City Slacker is a film that could really appeal to a US audience, as it has that charming British feel to it which they seem to adore – was that something you were bearing in mind when writing the screenplay, catering to an American market?

No, when you write you have to write for yourself. If you’re writing for a particular audience, most of the time you’re going to fail. If you write a story that you believe in, it will find an audience, because the truth has to come first, you can’t tailor everything, because you start to go crazy that way and go formulaic. I just wanted to make an honest, straightforward film with a good story that has humour and romance, and to set it in London. I love London and I’ve lived here all my life so I wanted to show what it’s really like.

 

Talking of London, of course you shot on location – did that pose any challenges?

Huge challenges, especially parking. As anyone who lives in London will tell you, parking is a nightmare and when you have a film crew you need to get them and their equipment around and you have to park! It was a logistical nightmare. Not to mention the congestion charge…

 

You aren’t just the writer of this film, you are the producer as well – was it always your intention to get in on that side of things?

Yep – because as a writer the hardest thing is to give your work over to somebody else and let go of it completely, and for a long time I’ve wanted to get creative people around who think the same way and I could have influence on it all the way through, and that’;s been a huge challenge but incredibly satisfying. A script is like a blueprint for a film because film is about picture, with a romantic comedy there seems to be more dialogue that most films bur essentially you’re writing picture so as a writer you give it away and it can frustrating what you see at the other end.

 

Of course you are married to Fiona – what is that like working professionally with somebody already very close to you?

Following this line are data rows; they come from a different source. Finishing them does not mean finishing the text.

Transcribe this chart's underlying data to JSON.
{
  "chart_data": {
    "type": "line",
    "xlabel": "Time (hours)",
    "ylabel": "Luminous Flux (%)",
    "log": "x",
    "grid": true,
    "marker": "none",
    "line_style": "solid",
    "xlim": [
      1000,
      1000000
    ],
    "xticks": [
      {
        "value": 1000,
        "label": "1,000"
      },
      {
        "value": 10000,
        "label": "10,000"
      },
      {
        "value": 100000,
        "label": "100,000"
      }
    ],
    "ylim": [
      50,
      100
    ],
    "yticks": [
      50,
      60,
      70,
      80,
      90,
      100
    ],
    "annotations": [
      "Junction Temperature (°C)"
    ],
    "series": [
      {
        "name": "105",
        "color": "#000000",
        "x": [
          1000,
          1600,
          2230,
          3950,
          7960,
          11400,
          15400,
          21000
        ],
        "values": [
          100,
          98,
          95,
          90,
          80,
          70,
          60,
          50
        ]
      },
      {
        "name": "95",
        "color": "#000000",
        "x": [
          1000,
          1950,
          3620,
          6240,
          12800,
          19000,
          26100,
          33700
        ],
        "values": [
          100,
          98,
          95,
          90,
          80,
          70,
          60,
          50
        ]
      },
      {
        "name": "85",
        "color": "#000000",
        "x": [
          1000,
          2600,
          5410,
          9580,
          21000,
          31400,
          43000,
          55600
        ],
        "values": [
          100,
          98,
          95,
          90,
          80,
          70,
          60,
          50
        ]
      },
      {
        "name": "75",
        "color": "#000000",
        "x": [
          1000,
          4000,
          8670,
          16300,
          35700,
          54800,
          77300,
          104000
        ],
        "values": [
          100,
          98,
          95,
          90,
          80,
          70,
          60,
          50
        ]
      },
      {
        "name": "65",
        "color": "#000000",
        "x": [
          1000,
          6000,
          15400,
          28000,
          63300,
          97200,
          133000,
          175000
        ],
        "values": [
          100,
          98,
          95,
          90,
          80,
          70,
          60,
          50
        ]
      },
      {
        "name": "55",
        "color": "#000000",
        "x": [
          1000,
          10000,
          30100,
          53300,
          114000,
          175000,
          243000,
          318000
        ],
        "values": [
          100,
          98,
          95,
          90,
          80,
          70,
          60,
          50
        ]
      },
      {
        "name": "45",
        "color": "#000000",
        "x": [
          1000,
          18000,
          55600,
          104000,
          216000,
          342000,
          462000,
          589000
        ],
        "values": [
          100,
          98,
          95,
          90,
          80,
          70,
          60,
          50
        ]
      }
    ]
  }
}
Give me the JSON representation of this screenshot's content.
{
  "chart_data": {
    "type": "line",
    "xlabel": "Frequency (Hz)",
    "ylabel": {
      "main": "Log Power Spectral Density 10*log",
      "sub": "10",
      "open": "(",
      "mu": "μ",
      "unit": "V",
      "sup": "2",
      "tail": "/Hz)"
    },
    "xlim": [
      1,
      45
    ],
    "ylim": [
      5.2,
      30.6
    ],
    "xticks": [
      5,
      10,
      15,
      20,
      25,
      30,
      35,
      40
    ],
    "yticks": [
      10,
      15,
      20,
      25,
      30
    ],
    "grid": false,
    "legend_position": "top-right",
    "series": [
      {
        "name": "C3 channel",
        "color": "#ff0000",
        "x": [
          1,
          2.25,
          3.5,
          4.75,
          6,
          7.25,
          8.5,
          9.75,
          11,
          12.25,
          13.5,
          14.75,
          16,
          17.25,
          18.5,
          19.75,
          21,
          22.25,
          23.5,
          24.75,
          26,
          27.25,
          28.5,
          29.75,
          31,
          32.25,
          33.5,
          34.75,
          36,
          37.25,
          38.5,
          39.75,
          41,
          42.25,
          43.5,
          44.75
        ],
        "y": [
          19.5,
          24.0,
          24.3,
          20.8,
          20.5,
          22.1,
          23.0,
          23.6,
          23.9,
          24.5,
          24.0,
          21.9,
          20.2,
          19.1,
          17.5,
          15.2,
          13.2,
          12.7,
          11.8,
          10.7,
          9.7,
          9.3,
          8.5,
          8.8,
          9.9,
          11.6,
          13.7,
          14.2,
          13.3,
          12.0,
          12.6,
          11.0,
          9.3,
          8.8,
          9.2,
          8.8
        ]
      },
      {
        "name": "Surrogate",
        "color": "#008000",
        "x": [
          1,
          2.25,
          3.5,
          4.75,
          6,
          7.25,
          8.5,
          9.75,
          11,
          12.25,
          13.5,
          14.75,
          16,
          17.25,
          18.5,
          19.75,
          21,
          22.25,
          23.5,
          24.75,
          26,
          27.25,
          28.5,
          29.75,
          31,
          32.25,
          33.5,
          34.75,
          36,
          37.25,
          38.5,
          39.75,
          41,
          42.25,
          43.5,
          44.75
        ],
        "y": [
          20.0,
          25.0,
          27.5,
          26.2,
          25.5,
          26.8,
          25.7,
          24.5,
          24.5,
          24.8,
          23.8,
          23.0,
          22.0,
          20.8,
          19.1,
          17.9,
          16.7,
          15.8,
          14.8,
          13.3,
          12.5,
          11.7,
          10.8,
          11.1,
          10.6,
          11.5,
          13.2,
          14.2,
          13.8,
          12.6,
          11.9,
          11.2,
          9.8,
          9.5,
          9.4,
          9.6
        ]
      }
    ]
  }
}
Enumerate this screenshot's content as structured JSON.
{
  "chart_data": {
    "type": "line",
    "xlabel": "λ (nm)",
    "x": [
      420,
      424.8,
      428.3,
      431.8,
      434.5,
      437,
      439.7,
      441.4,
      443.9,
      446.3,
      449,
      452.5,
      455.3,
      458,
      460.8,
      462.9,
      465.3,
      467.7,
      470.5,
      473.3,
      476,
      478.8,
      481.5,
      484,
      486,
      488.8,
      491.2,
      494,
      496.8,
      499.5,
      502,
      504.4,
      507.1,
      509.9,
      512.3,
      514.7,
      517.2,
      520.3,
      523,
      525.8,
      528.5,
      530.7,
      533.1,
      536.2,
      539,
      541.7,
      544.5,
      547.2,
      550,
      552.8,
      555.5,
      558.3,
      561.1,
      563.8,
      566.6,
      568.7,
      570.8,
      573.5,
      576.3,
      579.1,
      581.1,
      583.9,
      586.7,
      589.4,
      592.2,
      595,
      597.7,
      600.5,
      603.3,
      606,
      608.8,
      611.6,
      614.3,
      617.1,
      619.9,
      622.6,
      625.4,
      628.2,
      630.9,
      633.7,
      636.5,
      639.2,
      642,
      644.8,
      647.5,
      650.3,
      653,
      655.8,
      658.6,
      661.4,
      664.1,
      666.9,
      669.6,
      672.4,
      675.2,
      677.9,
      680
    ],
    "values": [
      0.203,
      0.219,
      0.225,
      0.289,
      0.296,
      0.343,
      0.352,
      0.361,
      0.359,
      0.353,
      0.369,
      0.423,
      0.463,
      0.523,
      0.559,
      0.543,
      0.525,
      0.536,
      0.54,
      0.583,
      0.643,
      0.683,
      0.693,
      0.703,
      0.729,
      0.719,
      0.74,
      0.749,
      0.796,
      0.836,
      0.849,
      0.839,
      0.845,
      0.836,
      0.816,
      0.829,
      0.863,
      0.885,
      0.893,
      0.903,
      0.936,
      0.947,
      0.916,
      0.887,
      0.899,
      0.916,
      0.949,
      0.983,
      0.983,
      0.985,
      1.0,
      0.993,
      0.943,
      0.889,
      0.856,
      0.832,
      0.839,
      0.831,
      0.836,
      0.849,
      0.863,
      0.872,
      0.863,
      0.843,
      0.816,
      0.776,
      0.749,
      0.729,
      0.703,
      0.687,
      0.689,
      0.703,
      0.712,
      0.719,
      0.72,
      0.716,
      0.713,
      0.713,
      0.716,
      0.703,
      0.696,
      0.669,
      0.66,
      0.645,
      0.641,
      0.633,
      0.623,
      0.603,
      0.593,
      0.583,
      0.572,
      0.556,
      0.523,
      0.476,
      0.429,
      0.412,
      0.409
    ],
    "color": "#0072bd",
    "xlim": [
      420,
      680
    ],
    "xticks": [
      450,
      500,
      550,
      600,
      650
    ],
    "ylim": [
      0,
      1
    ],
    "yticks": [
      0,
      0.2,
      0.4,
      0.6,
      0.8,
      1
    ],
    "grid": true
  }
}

Well Fiona is fantastic, and I’ve worked with her a lot on all of my scripts and she is a very good script editor, always the first person my scripts pass through, and we have a very good relationship and what we say is that at 6pm we don’t talk about work any more, that’s our general rule. We have our work time and our relationship time. And we’re still together so we must be something right!

 

The film is premiering at Raindance Festival and is nominated for best British film – you must be thrilled with that?

Absolutely delighted, I love Raindance, I’m a big fan. The last film I wrote called Dummy starring Aaron Taylor-Johnson in his first film – was very different to this one and what I would see as a fit for Raindance, but I was quite surprised this was selected, they usually have a more gritty, urban feel to a lot of their films.